Allergies From The Other Side

By Heather Legg

I’ve often written of the intricacies of handling allergies and going out to eat at restaurants. Not only do you need to remember to speak to the waiter, check the menu and be diligent when ordering, but you have to do it with finesse to get your urgency and needs across without being rude or demanding. I recently came across an article of “Allergies from the Restaurant’s Point of View” on examiner.com.

What I found interesting about this piece and point of view, is it isn’t all that different from all the advice we hear on dining out. Some good points noted in this piece are considering the restaurant before you go. The example used is if you’re allergic to seafood, don’t go to a chowder restaurant. They can’t perform miracles, or clean out their seafood kitchen for you.

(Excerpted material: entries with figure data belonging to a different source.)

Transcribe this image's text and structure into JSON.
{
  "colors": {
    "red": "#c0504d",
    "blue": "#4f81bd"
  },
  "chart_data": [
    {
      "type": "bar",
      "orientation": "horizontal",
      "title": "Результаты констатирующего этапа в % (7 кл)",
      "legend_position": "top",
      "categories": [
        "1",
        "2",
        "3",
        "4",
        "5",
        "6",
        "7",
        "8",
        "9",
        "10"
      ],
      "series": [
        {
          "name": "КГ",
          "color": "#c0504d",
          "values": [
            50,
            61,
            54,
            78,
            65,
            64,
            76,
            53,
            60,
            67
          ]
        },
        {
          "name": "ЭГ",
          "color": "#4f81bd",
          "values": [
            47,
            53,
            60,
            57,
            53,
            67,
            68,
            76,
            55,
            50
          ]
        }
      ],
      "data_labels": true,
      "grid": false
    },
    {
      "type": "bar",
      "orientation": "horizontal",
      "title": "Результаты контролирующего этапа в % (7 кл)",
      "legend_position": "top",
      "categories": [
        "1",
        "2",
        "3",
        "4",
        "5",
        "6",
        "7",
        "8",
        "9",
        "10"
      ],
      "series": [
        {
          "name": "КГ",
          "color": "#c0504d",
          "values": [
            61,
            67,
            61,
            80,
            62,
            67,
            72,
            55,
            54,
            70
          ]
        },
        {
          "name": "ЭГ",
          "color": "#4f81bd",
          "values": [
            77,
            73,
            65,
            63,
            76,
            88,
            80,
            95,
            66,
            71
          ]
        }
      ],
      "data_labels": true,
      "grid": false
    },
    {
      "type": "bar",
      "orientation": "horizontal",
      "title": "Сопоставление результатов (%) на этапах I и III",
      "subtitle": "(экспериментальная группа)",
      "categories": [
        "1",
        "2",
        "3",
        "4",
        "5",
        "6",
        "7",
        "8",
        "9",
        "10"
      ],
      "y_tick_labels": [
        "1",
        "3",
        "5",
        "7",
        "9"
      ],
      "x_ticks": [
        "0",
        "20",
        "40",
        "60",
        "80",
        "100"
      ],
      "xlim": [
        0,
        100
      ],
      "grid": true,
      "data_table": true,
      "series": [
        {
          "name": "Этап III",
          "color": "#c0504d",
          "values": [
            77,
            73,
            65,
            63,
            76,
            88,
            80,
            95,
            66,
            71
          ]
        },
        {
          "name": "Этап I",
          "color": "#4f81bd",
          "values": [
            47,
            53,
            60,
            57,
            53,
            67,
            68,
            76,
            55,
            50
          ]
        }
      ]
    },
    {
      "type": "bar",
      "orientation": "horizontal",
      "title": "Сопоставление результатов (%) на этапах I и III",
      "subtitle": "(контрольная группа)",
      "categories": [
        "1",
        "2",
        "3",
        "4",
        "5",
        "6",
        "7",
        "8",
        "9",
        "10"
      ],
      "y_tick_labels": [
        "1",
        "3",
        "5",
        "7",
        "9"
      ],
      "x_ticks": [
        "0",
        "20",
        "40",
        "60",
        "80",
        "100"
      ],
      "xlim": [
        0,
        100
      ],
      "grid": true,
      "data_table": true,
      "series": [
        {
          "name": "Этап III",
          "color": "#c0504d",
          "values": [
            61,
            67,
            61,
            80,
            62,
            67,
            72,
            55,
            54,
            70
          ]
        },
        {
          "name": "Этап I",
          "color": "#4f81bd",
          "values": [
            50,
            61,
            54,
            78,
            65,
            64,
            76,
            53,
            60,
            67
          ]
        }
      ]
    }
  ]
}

Just don’t go, choose somewhere else.

Another key point (which I always suggest doing) is remember to say Thank You! Not only to waiter, but ask him to thank the kitchen staff as well. I remember recently going to an ice cream shop where they went out of their way to accommodate our needs. It really spoke highly of the business and I was sure to thank all involved. Perhaps you wan to let your tip reflect the appreciation of the service that went above and beyond.

Some other advice this writer shares is to make your reservation ahead of time and confirm your reservation and allergy needs prior to going (she suggests one week out). Speak to the hostess or manager upon arrival and let them know you’ve been in touch and what your needs and expectations are. If you have an allergy card, send it to the kitchen. Things are usually more effective in writing, “an attached allergy card helps everyone be in the know.”

Remember, too, that mistakes can happen. If your order isn’t perfect, ask to have it redone. If something is wrong that has nothing to do with your allergies, deal with it in a respectful way. As restaurants become more and more aware of allergies, modifications will become more and more standard. Use your knowledge to help broaden that awareness as well as set good examples for others with food allergies. The nicer we are, showing our appreciation, sharing our needs in a respectful fashion, the better the reputation of those with food allergies will be.